Supreme Court's dopey anti-gay arguments: What's so scary about tossing aside our worst traditions?

The Court's conservatives worry about changing tradition. But that tradition's already changed, and for the better

Published April 29, 2015 3:57PM (EDT)

  (Reuters/AP/Jim Young/Dave Tulis/Nati Harnik)
(Reuters/AP/Jim Young/Dave Tulis/Nati Harnik)

The Supreme Court heard oral arguments yesterday for Obergefell v. Hodges, aka "the gay marriage case." Many thought this case would be a cinch: that the same majority that struck down a central provision of the Defense of Marriage Act two years ago would surely regroup this term to find a constitutional right to same-sex marriage. That may still be the best bet, but it's a bet.

Because during yesterday's arguments, we got another reminder that our Supreme Court is dominated by five conservative justices who could switch places with five World Net Daily commenters without anyone noticing the difference. Did you know that MARRIAGE has been between ONE MAN and ONE WOMAN for 100 TRILLION YEARS and now BIG GAY wants to REDEFINE it? When JOHN ROBERTS looks in an OLD DICTIONARY, he doesn't see "ADAM AND STEVE" under MARRIAGE.

CHIEF JUSTICE ROBERTS: Well, you say join in the institution. The argument on the other side is that they're seeking to redefine the institution. Every definition that I looked up, prior to about a dozen years ago, defined marriage as unity between a man and a woman as husband and wife. Obviously, if you succeed, that core definition will no longer be operable.

[...]

CHIEF JUSTICE ROBERTS: No. My question is you're not seeking to join the institution [of marriage], you're seeking to change what the institution is. The fundamental core of the institution is the opposite-sex relationship and you want to introduce into it a same-sex relationship.

Justice Kennedy was the swing vote in the Windsor case that struck down DOMA, and liberals are hoping that he'll be the fifth vote here, too. (Obviously don't even consider Scalia or Alito or Thomas, who spent most of the hearing talking about Ancient Greek sex parties, fretting about The Polygamy or, in Thomas' traditional case, saying nothing.) Kennedy may side with Big Gay in the end, but he too couldn't mask his worry about, well... 100 TRILLION YEARS!

JUSTICE KENNEDY: One -- one of the problems is when you think about these cases you think about words or cases, and -- and the word that keeps coming back to me in this case is -- is millennia, plus time. First of all, there has not been really time, so the Respondents say, for the Federal system to engage in this debate, the separate States. But on a larger scale, it's been -- it was about -- the same time between Brown and Loving as between Lawrence and this case. It's about 10 years. And so there's time for the scholars and the commentators and -- and the bar and the public to -- to engage in it. But still, 10 years is -- I don't even know how to count the decimals when we talk about millennia. This definition has been with us for millennia. And it's very difficult for the Court to say, oh, well, we -- we know better.

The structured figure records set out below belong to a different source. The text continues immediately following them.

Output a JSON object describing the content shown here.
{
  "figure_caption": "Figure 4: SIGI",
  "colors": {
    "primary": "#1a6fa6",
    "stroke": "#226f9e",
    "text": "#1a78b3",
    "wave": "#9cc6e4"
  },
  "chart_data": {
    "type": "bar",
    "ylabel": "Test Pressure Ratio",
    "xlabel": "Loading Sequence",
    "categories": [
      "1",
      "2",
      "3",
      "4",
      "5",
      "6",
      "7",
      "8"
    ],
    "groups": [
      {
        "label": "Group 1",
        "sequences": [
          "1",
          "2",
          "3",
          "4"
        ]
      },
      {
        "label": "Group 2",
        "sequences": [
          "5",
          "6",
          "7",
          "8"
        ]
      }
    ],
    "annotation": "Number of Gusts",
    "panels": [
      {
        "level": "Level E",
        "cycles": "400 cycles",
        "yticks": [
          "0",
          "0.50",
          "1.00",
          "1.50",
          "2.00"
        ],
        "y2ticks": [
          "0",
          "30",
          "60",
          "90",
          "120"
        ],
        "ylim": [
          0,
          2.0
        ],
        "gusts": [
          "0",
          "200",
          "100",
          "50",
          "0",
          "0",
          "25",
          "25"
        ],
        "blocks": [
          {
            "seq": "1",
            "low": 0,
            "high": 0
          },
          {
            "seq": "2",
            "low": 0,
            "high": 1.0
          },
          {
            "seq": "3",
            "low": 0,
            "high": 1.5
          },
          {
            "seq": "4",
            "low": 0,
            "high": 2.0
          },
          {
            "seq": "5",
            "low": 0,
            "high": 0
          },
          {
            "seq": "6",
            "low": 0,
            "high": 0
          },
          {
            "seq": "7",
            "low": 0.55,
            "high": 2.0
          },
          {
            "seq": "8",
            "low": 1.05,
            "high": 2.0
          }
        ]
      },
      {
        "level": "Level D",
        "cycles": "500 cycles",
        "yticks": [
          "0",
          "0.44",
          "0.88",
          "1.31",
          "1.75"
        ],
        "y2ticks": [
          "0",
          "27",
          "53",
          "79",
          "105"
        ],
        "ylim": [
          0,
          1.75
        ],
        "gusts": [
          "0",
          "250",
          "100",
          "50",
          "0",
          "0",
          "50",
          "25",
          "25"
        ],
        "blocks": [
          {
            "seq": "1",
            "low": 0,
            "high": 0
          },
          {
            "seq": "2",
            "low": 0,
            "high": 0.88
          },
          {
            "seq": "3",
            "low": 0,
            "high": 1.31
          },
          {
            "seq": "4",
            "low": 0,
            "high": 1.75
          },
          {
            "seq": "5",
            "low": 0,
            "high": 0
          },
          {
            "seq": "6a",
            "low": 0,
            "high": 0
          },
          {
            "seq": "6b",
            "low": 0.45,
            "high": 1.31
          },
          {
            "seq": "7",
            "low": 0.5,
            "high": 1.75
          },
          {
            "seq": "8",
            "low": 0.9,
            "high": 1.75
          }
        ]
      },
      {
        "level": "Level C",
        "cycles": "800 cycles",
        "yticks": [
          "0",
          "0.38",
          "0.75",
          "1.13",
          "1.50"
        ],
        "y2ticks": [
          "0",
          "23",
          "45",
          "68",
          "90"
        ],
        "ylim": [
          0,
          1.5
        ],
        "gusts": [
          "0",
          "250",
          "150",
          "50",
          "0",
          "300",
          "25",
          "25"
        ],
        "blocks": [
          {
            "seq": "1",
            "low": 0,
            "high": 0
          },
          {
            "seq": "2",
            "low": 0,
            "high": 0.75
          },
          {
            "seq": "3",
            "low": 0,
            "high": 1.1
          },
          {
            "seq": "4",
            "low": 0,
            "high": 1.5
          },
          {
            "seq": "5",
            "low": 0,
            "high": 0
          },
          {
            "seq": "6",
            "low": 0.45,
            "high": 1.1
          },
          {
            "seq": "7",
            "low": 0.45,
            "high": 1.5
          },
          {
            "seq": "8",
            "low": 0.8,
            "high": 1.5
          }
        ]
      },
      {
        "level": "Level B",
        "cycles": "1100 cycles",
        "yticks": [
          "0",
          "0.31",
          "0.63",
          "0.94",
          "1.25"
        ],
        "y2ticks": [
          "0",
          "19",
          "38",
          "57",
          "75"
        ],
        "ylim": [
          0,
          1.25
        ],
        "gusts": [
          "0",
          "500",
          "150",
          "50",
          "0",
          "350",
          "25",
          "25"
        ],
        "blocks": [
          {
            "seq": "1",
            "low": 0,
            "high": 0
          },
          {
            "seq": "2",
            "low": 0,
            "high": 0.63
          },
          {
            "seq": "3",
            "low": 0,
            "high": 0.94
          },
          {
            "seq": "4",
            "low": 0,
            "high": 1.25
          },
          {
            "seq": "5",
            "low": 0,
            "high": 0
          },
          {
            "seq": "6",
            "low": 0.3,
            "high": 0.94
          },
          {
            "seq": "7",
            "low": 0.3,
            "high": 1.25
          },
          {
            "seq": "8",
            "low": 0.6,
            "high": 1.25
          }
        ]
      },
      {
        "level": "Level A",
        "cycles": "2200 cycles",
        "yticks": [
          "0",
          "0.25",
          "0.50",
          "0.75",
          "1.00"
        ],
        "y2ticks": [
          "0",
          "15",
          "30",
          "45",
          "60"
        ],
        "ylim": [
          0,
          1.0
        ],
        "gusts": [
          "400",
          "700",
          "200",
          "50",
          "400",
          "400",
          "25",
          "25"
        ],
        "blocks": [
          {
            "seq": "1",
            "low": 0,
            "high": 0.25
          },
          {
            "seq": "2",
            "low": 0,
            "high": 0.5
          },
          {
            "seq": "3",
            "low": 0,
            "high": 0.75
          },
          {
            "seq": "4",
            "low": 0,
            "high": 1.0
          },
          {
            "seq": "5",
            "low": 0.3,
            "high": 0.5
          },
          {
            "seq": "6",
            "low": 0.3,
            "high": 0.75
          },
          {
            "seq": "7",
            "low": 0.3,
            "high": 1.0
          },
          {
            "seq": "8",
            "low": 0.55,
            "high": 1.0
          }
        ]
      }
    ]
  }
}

It would be difficult for the Court to say "we know better" on a major social case like this if the Court were actually saying "we know better" -- as in, going directly against social norms. But in this case it would not be going against social norms and attitudes toward gay people as they've been trending over the past couple of decades. The Court would more likely be saying "we know better" than the public on this if it didn't recognize same-sex marriages, as safe majorities of the American people now do: You all have decided that you're mostly OK with same-sex marriage, but we five justices, speaking on behalf of The Millennia, will have to resist.

There's something about conservatives' appeal to the Tradition of the Millennia here that doesn't sit right. Kennedy mentioned Lawrence v. Texas, the 2003 case that finally swept anti-sodomy laws from the books. Until 2003, it was still a-OK for states to maintain statutes criminalizing consensual sexual acts between members of the same sex.

Tradition can be ugly. And until this millennium, one of America's long-standing traditions was to treat homosexuality as a perversion that, when acted upon, should be met with State prosecution. Sure, it's a little rich for Ted Cruz to bang the drums against gay marriage and then go collect money from wealthy gay donors. But Ted Cruz wouldn't call the cops on them. A politician of his conservatism not so long ago may well have, or would've gotten into severe political trouble for not doing so. Not that those rich guys would have been publicly out a few decades back, anyway, because it would have ruined their careers.

Majorities of Americans have come to recognize that in all those millennia in which gay people were treated as perverted criminals deserving death-- as they still are in certain countries with which we wouldn't want to associate ourselves -- we were wrong as a society. Those traditions were bad. No, or perhaps I should say very few, Americans weep for the disappearance of such traditions as throwing rocks at gay people until they're dead. When it comes to the way civilizations treated gay people for millennia, the more we change, the better, and that includes changing marriage to what it always should have been.


By Jim Newell

Jim Newell covers politics and media for Salon.